Ali masih tak juga mendapatkan sahutan dari gadis itu. Ia pun menghampiri sekolah yang di tunjukkan pada salah satu temannya.
"Mau cari siapa Pak?" Anton_Scurity penjaga gerbang sekolah. Ia menghampiri seseorang pria yang baru turun dari mobil mewahnya.
"Apa di sini ada murid bernama Bunga?" Ali melirik sekilas dalam sekolah. Terlihat siswa maupun siswi berkeliaran di lapangan. Matanya masih tak menemukan wanita yang semalam belum ia temui lagi.
"Kelas berapa ya Pak? Soalnya di sini nama Bunga itu ada empat atau lima gitu."
Ali kembali membuka ponselnya untuk melihat data lengkap wanita muda itu. "Ini Pak orangnya." ali menunjukkan layar ponselnya.
"Oh ini, tunggu sebentar di ruang tunggu ya Pak. Mari saya antarkan."
Ali mengikuti scurity masuk ke dalam area sekolahan. Wajah tampannya tampak sekali bersinar di kalah terik matahari maupun angin menerbangkan rambut hitam pria itu. Tubuh tinggi yang tegap, body berisi, kulit putih bersih, serta pakaian yang terlihat pria itu mapan. Sungguh, menjadi lirikan para siswa, siswi yang berada di dalam kelas. Tak lupa pula guru-guru yang melihat ikut terpanah dengan ketampanan Ali.
Pria itu dengan santainya juga tak memperdulikan lingkungan sekitarnya yang di setiap kaca jendela di penuhi orang-orang yang melihat ke arahnya. Gempar, iya. Berita itu akan menjadi trending di sana.
Ali duduk sembari menunggu wanita yang belum juga menampakkan batang hidungnya. Malahan pria itu melihat pria gembul dari atas sampai bawah, kepala bagian atas botak, tentunya berkaca mata. Wibawa pria itu langsung menyalami Ali. "Saya Lukman, kepala sekolah di sini."
Ali sudah pasti mengerutkan kedua alisnya mendalam.
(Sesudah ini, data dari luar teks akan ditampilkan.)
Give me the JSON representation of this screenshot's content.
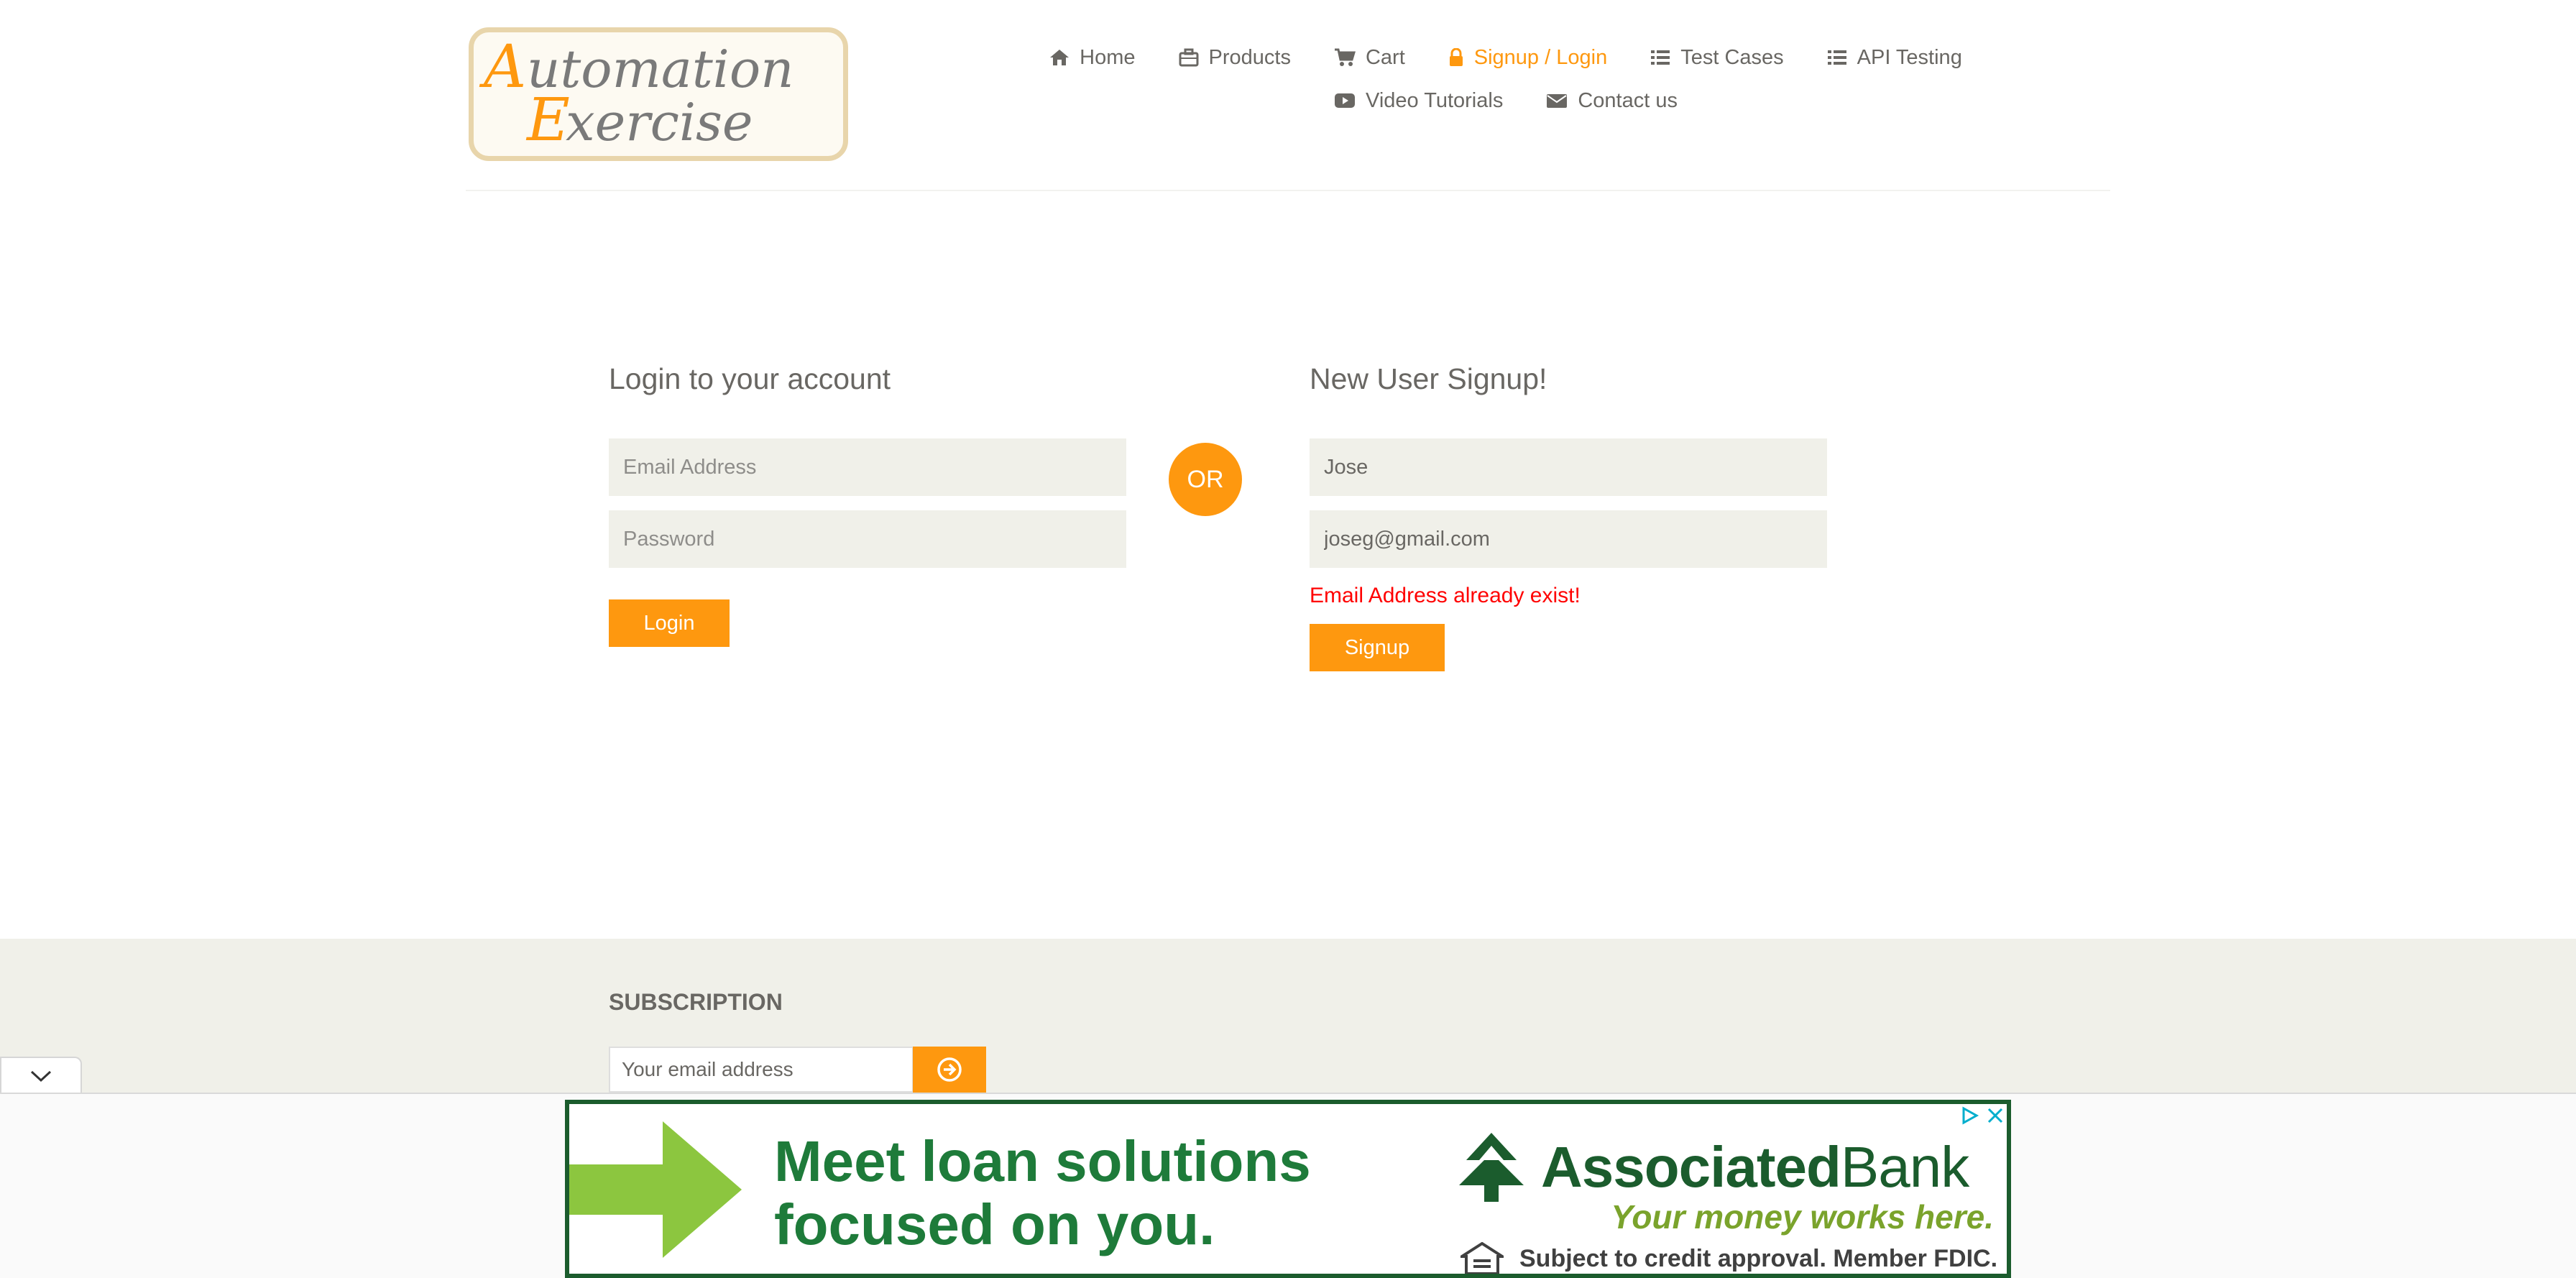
{
  "logo": {
    "line1": "Automation",
    "line2": "Exercise"
  },
  "nav": {
    "row1": [
      {
        "label": "Home",
        "icon": "home-icon"
      },
      {
        "label": "Products",
        "icon": "briefcase-icon"
      },
      {
        "label": "Cart",
        "icon": "cart-icon"
      },
      {
        "label": "Signup / Login",
        "icon": "lock-icon",
        "active": true
      },
      {
        "label": "Test Cases",
        "icon": "list-icon"
      },
      {
        "label": "API Testing",
        "icon": "list-icon"
      }
    ],
    "row2": [
      {
        "label": "Video Tutorials",
        "icon": "youtube-icon"
      },
      {
        "label": "Contact us",
        "icon": "envelope-icon"
      }
    ]
  },
  "login": {
    "title": "Login to your account",
    "email_placeholder": "Email Address",
    "password_placeholder": "Password",
    "button": "Login"
  },
  "divider": {
    "label": "OR"
  },
  "signup": {
    "title": "New User Signup!",
    "name_value": "Jose",
    "email_value": "joseg@gmail.com",
    "error": "Email Address already exist!",
    "button": "Signup"
  },
  "footer": {
    "subscription_title": "SUBSCRIPTION",
    "email_placeholder": "Your email address",
    "submit_icon": "arrow-circle-right-icon"
  },
  "ad": {
    "headline_line1": "Meet loan solutions",
    "headline_line2": "focused on you.",
    "brand_bold": "Associated",
    "brand_light": "Bank",
    "tagline": "Your money works here.",
    "fine_print": "Subject to credit approval. Member FDIC."
  },
  "colors": {
    "accent": "#fe980f",
    "text": "#696763",
    "field_bg": "#f0f0e9",
    "error": "#ff0000",
    "ad_green": "#1e7b3a"
  }
}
Di sini ia ingin menemui wanita yang harus mendatangi berkas untuk operasi ibunya. Kenapa sekarang kepala sekolah itu yang seakan-akan ingin menyampaikan sesuatu.
"Ali," balas pria itu dengan santai dan ikut duduk di kalah pria setengah paruh baya itu menyuruhnya duduk.
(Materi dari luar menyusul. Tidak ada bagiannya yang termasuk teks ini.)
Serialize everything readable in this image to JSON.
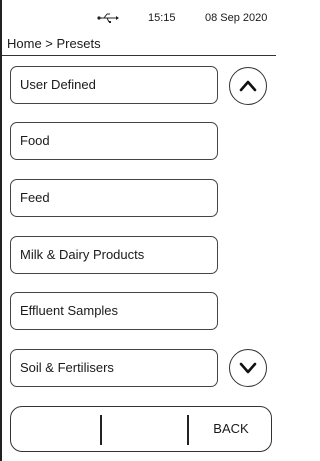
{
  "status_bar": {
    "time": "15:15",
    "date": "08 Sep 2020",
    "usb_icon": "usb-icon"
  },
  "breadcrumb": "Home > Presets",
  "presets": [
    {
      "label": "User Defined"
    },
    {
      "label": "Food"
    },
    {
      "label": "Feed"
    },
    {
      "label": "Milk & Dairy Products"
    },
    {
      "label": "Effluent Samples"
    },
    {
      "label": "Soil & Fertilisers"
    }
  ],
  "scroll": {
    "up_icon": "chevron-up-icon",
    "down_icon": "chevron-down-icon"
  },
  "footer": {
    "back_label": "BACK"
  }
}
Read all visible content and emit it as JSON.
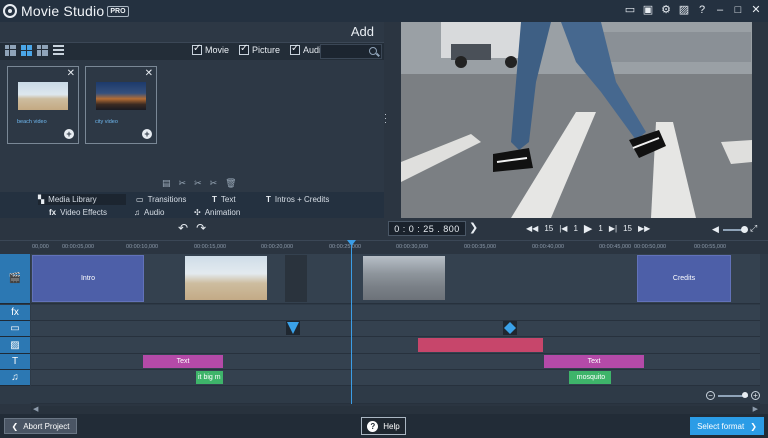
{
  "app": {
    "title": "Movie Studio",
    "badge": "PRO",
    "window_icons": [
      "chat-icon",
      "monitor-icon",
      "gear-icon",
      "image-icon",
      "help-icon",
      "minimize-icon",
      "maximize-icon",
      "close-icon"
    ]
  },
  "media_panel": {
    "add_label": "Add",
    "filters": [
      {
        "label": "Movie",
        "checked": true
      },
      {
        "label": "Picture",
        "checked": true
      },
      {
        "label": "Audio",
        "checked": true
      }
    ],
    "search_placeholder": "",
    "items": [
      {
        "label": "beach video"
      },
      {
        "label": "city video"
      }
    ],
    "tabs": [
      {
        "label": "Media Library",
        "icon": "media-library-icon",
        "active": true
      },
      {
        "label": "Transitions",
        "icon": "transitions-icon",
        "active": false
      },
      {
        "label": "Text",
        "icon": "text-icon",
        "active": false
      },
      {
        "label": "Intros + Credits",
        "icon": "intros-icon",
        "active": false
      },
      {
        "label": "Video Effects",
        "icon": "fx-icon",
        "active": false
      },
      {
        "label": "Audio",
        "icon": "audio-icon",
        "active": false
      },
      {
        "label": "Animation",
        "icon": "animation-icon",
        "active": false
      }
    ]
  },
  "transport": {
    "timecode": "0 : 0 : 25 . 800",
    "step_back": "15",
    "frame_back": "1",
    "frame_forward": "1",
    "step_forward": "15"
  },
  "ruler": {
    "ticks": [
      "00,000",
      "00:00:05,000",
      "00:00:10,000",
      "00:00:15,000",
      "00:00:20,000",
      "00:00:25,000",
      "00:00:30,000",
      "00:00:35,000",
      "00:00:40,000",
      "00:00:45,000",
      "00:00:50,000",
      "00:00:55,000"
    ]
  },
  "timeline": {
    "video_clips": {
      "intro": "Intro",
      "credits": "Credits"
    },
    "text_clips": [
      "Text",
      "Text"
    ],
    "audio_clips": [
      "it big m",
      "mosquito"
    ]
  },
  "bottom": {
    "abort": "Abort Project",
    "help": "Help",
    "select_format": "Select format"
  },
  "colors": {
    "accent": "#2b9ce6",
    "track_header": "#2c78b3",
    "title_clip": "#4d5fa8",
    "text_clip": "#b44aa8",
    "image_clip": "#c7466b",
    "audio_clip": "#3eb46a"
  }
}
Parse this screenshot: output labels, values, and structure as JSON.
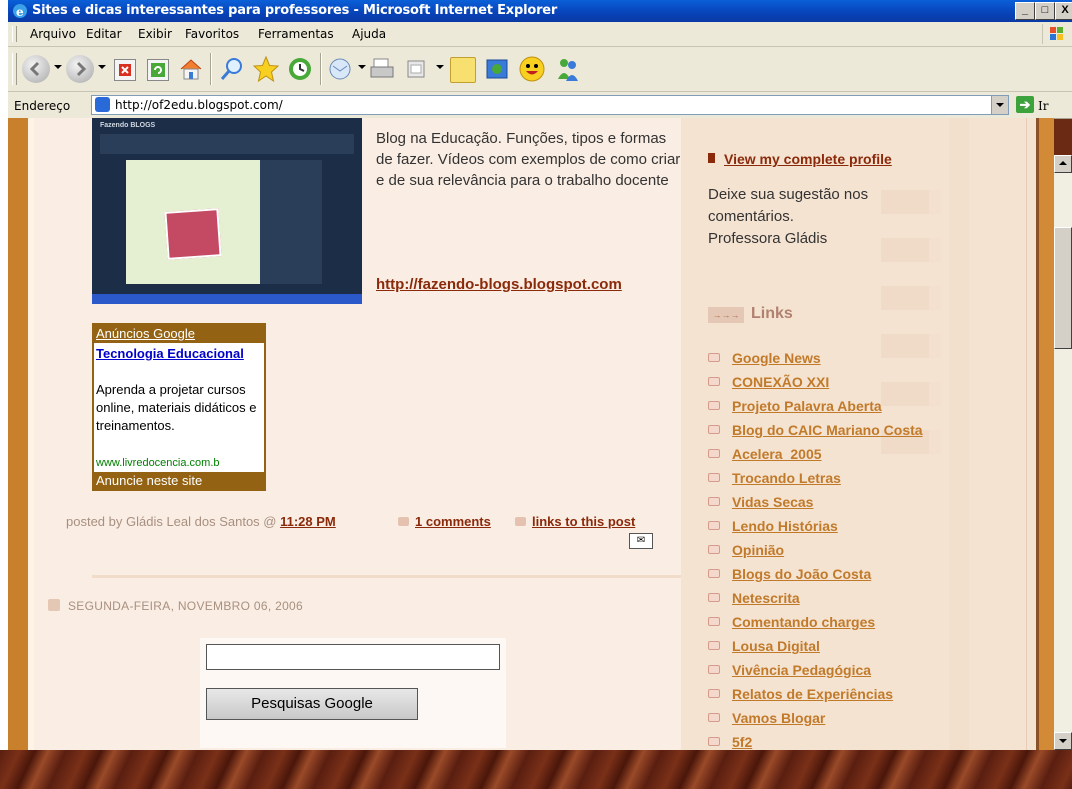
{
  "window": {
    "title": "Sites e dicas interessantes para professores - Microsoft Internet Explorer",
    "minimize": "_",
    "restore": "□",
    "close": "X"
  },
  "menu": [
    "Arquivo",
    "Editar",
    "Exibir",
    "Favoritos",
    "Ferramentas",
    "Ajuda"
  ],
  "address": {
    "label": "Endereço",
    "url": "http://of2edu.blogspot.com/",
    "go_label": "Ir"
  },
  "post": {
    "thumb_header": "Fazendo BLOGS",
    "description": "Blog na Educação. Funções, tipos e formas de fazer. Vídeos com exemplos de como criar e de sua relevância para o trabalho docente",
    "link": "http://fazendo-blogs.blogspot.com",
    "posted_by": "posted by Gládis Leal dos Santos @ ",
    "time": "11:28 PM",
    "comments": "1 comments",
    "links_to_post": "links to this post"
  },
  "ad": {
    "header": "Anúncios Google",
    "title": "Tecnologia Educacional",
    "description": "Aprenda a projetar cursos online, materiais didáticos e treinamentos.",
    "url": "www.livredocencia.com.b",
    "footer": "Anuncie neste site"
  },
  "date_header": "SEGUNDA-FEIRA, NOVEMBRO 06, 2006",
  "search": {
    "button": "Pesquisas Google",
    "value": ""
  },
  "sidebar": {
    "profile_link": "View my complete profile",
    "text_lines": [
      "Deixe sua sugestão nos",
      "comentários.",
      "Professora Gládis"
    ],
    "links_title": "Links",
    "links_arrow": "→→→",
    "links": [
      "Google News",
      "CONEXÃO XXI",
      "Projeto Palavra Aberta",
      "Blog do CAIC Mariano Costa",
      "Acelera_2005",
      "Trocando Letras",
      "Vidas Secas",
      "Lendo Histórias",
      "Opinião",
      "Blogs do João Costa",
      "Netescrita",
      "Comentando charges",
      "Lousa Digital",
      "Vivência Pedagógica",
      "Relatos de Experiências",
      "Vamos Blogar",
      "5f2"
    ]
  }
}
"Bunga hari ini meminta izin tidak masuk sekolah Pak Ali. Ada apa gerangan Anda mencarinya?" kecurigaan pria tua itu menjadi dominan, di kala nama trend Bunga sebagai ayam kampung sudah sampai ke telinganya. Ia sangat menyayangkan sisi buruk gadis pintar di sekolahan itu.
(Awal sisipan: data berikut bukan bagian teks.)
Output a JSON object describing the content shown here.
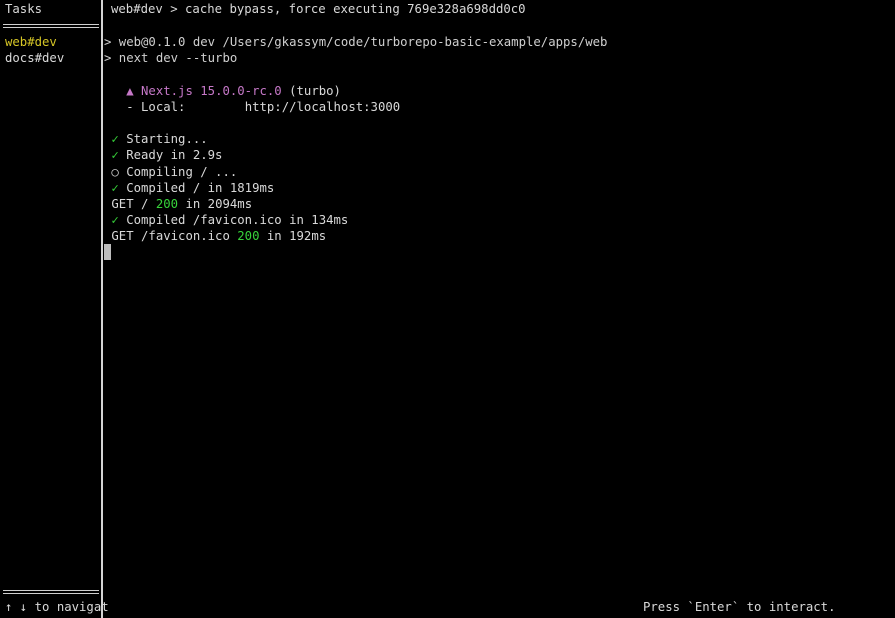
{
  "sidebar": {
    "title": "Tasks",
    "tasks": [
      {
        "label": "web#dev",
        "selected": true
      },
      {
        "label": "docs#dev",
        "selected": false
      }
    ],
    "footer": "↑ ↓ to navigat"
  },
  "pane": {
    "header": "web#dev > cache bypass, force executing 769e328a698dd0c0",
    "command_lines": [
      "> web@0.1.0 dev /Users/gkassym/code/turborepo-basic-example/apps/web",
      "> next dev --turbo"
    ],
    "next_banner": {
      "mark": "▲",
      "name": "Next.js 15.0.0-rc.0",
      "suffix": "(turbo)"
    },
    "local": {
      "label": "- Local:",
      "url": "http://localhost:3000"
    },
    "log": [
      {
        "symbol": "✓",
        "text": "Starting..."
      },
      {
        "symbol": "✓",
        "text": "Ready in 2.9s"
      },
      {
        "symbol": "○",
        "text": "Compiling / ..."
      },
      {
        "symbol": "✓",
        "text": "Compiled / in 1819ms"
      }
    ],
    "request_1": {
      "method_path": "GET /",
      "status": "200",
      "timing": "in 2094ms"
    },
    "compiled_favicon": {
      "symbol": "✓",
      "text": "Compiled /favicon.ico in 134ms"
    },
    "request_2": {
      "method_path": "GET /favicon.ico",
      "status": "200",
      "timing": "in 192ms"
    }
  },
  "footer_hint": "Press `Enter` to interact.",
  "colors": {
    "selected_task": "#d6c626",
    "next_brand": "#c678c8",
    "success": "#37d33a"
  }
}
Ali tak pula menanyakan tentang gadis yang ternyata tidak sekolah hari ini. Tak mungkin juga ia berkata tidak tahu tentang adik angkatnya jika mengaku sebagai kakak. "Kebetulan ibunya sedang ingin menjalankan operasi. Saya ke sini mencarinya karena ponsel anak itu nggak bisa di hubungi. Saya kira Bunga kembali ke sekolah setelah saya suruh masuk. Ternyata teman saya menyarankan Bunga harus hadir."
"Maaf ya Pak, kalau boleh tau Anda ini siapanya Bunga?" secara ini menjadi pertanyaan sensitif di saat menyangkut nama Bunga.
"Saya sebenarnya kakak angkat Bunga. Saya kebetulan bekerja sebagai dokter."
Wajah yang tadinya penuh kecurigaan, sekarang terlihat jauh berubah enak di pandang oleh Ali.
"Saya sampai sekarang juga belum mendapatkan konfirmasi dari Bunganya langsung tentang penyakit dari ibu kandungnya. Kabar-kabar gejala paru-paru, ada yang juga bilang komplikasi. Maaf saya belum tau akan hal itu." Lukman menjadi tak enak hati. Ali juga sama. Sepertinya penyakit wanita yang terbaring di rumah sakit itu tidak di ketahui orang lain. Ya, memang sensitif itu.
"Kebetulan Anda sebagai Kakak pastinya sudah tau bagaimana kondisi Bunga. Dia itu pintar Pak, sebenarnya. Dia juga dulunya mendapatkan nilai terbaik sampai-sampai saya dan guru di sini memberikan bantuan perbulan dan beasiswa untuk anak itu. Namun anehnya bantuan dan sikap anak itu berubah. Uang yang seharusnya di kumpulkan untuk bayar sekolahnya menjadi hilang begitu saja."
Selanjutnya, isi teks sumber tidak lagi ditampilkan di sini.